The taxonomy is loose

There’s something good going on with music these days. Romance by Fontaines D.C. is a perfect album. I have listened to it almost every single day for weeks and have not gotten sick of it once, which is – and I mean this clinically – a medical miracle. Jack White is on SNL. The Strokes are touring. There is a band called Angine de poitrine who are the most aggressively anti-AI band I can imagine existing, out here doing absolutely Weird Shit™, and I don’t even normally listen to math rock like this but I am so glad someone is making it. My current theory (slash hopeful prayer) is that the best thing we are going to get out of all this AI slop era is the good bands dusting themselves off and getting back in the van. We have the robots writing our emails and apparently that is enough. That is exactly the kind of low-grade existential dread that makes people pick up a guitar again, and honestly good, great, more of this please.


For a laugh I ran some of my pre-2020 blog posts (safely written in the pre-ChatGPT era) through an AI detector and it came back telling me they were between 59% and 93% AI-generated. I am now in a full spiral that I just naturally write like a language model that has been asked to sound like a person. I’ve been a robot this whole time. The robots didn’t take my job. I was always the robot.


One of my absolute favourite pieces of trivia, which I keep locked and loaded in my back pocket, is that we only have good blueberries because of USAID (rip). The full thing is a Planet Money episode which you should listen to but the tl; dr is: blueberries used to be bad and seasonal and therefore pointless, Peru was growing coca leaves, America was doing its whole thing about that, and USAID showed up (with what I can only describe as the most optimistic foreign policy proposal in recorded history) and said what if instead of cocaine you grew asparagus. The farmers loved asparagus so much they immediately destroyed the asparagus market by growing too much asparagus, so this one Peruvian dude had a look at what else could grow in sandy Peruvian soil and the answer was blueberries and that’s it, that’s the whole thing. Bingo bango, you can now eat blueberries in January like a queen. The war on drugs gave us bloobs.

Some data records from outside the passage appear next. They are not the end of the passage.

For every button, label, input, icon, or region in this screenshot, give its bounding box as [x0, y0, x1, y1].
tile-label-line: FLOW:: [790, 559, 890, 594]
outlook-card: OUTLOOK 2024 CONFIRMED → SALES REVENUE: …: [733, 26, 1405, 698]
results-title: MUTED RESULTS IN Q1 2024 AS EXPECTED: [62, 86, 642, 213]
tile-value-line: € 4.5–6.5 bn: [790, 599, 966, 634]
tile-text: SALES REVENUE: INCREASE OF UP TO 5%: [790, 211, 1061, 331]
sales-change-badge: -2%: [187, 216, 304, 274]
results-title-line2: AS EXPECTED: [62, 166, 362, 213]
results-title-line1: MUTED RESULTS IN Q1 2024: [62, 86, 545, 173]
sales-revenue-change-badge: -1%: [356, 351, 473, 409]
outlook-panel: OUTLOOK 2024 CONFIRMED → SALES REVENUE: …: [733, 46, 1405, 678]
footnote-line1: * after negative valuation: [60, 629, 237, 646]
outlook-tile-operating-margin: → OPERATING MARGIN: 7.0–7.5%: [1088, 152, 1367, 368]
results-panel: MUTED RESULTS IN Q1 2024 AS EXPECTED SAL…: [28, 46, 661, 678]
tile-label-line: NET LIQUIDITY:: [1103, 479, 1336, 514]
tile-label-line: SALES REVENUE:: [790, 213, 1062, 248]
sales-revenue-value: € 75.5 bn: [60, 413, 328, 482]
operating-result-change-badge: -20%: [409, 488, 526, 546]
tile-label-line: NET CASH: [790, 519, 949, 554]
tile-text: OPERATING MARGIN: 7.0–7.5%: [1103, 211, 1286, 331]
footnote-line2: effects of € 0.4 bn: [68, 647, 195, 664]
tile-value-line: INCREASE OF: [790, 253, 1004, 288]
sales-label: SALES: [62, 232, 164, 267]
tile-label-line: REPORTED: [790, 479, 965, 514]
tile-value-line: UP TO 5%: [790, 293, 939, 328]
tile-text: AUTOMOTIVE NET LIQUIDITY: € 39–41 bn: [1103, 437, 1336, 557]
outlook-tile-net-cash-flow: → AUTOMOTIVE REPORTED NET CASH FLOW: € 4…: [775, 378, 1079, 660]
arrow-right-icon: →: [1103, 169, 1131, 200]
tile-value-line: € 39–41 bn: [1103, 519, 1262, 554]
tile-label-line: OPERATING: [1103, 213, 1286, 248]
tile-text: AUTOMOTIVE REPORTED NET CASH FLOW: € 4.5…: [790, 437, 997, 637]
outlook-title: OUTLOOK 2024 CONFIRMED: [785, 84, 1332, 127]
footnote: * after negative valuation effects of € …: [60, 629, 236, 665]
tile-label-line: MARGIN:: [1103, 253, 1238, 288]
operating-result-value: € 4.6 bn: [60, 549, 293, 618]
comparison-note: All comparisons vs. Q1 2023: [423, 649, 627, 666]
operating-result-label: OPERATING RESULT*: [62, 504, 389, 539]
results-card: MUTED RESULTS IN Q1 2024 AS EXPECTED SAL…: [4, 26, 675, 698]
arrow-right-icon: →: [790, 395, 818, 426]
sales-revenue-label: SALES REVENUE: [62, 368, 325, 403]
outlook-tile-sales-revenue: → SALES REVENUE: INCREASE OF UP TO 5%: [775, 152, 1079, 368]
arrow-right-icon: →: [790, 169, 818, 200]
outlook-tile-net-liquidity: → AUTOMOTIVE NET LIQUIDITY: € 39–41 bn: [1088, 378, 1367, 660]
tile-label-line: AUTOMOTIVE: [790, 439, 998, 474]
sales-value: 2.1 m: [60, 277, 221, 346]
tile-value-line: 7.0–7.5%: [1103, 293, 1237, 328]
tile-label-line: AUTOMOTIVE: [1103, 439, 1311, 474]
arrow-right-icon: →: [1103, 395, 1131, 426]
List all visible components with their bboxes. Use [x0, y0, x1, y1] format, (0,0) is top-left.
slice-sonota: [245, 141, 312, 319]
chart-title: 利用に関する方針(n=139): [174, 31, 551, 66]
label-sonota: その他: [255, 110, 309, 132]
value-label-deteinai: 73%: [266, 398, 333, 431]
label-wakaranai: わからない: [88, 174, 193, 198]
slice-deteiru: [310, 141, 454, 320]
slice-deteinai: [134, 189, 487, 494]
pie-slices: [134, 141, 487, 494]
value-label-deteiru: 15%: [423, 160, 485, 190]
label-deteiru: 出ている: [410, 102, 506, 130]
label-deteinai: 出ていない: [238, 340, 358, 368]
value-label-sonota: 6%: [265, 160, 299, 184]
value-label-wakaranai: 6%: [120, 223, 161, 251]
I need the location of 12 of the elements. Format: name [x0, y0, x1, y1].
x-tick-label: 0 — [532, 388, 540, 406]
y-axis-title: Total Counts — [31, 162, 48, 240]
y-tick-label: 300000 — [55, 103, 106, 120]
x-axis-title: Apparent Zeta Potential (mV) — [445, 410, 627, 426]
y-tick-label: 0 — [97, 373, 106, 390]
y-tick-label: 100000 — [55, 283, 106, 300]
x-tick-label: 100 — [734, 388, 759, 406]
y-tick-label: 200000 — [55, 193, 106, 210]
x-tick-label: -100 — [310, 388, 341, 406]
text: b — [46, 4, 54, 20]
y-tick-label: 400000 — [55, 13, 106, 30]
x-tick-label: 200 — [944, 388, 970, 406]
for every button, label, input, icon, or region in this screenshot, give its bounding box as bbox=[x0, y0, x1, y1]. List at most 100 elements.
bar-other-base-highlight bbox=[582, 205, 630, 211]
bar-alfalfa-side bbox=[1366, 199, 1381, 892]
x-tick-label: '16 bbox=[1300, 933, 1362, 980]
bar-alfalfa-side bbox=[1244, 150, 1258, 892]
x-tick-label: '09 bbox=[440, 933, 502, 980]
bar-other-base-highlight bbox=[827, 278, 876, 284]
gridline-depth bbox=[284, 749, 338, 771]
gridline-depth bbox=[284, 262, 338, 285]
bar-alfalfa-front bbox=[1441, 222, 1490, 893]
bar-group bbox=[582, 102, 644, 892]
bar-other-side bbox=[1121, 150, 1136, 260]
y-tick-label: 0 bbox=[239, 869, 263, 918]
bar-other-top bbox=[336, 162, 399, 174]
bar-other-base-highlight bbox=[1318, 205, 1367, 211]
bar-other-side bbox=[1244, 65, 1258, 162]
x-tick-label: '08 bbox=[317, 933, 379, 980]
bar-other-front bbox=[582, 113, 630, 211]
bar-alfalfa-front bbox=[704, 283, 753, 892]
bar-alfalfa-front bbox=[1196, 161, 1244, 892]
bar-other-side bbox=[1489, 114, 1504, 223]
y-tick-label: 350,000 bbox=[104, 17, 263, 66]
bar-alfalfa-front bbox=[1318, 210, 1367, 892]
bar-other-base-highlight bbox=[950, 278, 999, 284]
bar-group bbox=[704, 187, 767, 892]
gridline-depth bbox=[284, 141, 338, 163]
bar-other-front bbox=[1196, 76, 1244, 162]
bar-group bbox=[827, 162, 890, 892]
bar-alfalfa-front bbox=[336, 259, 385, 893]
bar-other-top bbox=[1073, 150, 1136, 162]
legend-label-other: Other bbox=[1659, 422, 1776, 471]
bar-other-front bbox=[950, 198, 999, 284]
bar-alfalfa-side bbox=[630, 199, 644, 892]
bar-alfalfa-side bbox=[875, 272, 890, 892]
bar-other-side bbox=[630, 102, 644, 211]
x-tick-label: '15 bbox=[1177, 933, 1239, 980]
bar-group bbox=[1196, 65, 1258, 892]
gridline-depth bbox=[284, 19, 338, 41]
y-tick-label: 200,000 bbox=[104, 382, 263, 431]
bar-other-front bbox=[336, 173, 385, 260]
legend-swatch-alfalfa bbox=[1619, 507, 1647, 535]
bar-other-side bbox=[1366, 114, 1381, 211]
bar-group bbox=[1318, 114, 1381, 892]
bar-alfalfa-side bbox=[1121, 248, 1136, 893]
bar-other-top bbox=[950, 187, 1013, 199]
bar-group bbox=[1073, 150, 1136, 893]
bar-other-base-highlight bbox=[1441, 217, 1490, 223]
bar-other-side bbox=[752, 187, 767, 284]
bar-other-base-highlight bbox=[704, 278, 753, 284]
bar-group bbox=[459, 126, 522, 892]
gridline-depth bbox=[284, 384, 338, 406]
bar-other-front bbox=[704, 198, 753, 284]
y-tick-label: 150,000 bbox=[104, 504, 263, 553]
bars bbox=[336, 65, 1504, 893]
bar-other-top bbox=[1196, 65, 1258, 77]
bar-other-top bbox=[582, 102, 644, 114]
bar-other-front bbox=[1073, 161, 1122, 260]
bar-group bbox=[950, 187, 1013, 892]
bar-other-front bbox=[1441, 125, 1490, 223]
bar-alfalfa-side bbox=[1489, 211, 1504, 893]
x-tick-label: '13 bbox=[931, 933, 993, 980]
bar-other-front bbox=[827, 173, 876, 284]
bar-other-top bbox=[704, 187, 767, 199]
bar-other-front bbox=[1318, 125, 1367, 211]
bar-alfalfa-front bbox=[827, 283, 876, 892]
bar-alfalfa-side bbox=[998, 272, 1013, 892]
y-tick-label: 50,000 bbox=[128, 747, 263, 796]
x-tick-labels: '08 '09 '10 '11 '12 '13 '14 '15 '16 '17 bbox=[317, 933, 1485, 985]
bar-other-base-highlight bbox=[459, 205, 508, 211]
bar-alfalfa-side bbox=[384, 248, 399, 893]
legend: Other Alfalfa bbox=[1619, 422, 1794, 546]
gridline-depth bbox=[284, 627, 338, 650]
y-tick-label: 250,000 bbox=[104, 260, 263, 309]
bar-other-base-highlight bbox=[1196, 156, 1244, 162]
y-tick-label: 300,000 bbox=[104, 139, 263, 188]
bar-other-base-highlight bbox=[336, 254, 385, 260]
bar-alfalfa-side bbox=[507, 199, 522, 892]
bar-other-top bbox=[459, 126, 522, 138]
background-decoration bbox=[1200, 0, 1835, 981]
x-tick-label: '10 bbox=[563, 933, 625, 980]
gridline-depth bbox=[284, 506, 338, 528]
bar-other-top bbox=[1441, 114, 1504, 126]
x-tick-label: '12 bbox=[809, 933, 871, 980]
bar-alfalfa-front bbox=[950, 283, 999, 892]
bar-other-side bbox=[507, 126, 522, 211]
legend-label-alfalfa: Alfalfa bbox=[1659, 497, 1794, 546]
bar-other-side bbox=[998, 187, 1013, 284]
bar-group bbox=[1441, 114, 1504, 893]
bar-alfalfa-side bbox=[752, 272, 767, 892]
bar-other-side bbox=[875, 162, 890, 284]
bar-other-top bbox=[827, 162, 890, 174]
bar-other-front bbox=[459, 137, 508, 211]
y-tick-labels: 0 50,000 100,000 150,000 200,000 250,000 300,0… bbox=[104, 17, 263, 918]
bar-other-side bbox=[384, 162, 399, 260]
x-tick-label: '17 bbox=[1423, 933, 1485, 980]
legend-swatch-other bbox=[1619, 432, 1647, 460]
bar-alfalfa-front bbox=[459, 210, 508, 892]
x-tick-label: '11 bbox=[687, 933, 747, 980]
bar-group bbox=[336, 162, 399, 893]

Saved from last week’s update in what I am choosing to call “planning”: face jugs at the Atlanta High museum. Face jugs are jugs (or jars, the taxonomy is loose) from the 1800s American South, and they have faces on them, and the reason they have faces on them is to scare children away from the moonshine inside. Or spices. Or genuinely anything else you care about; children get their grubby little hands in everything. I found this especially delightful because I took a portrait sculpture class last year and since then have been putting faces on pottery, and it turns out once again that nothing is new. Nothing has ever been new.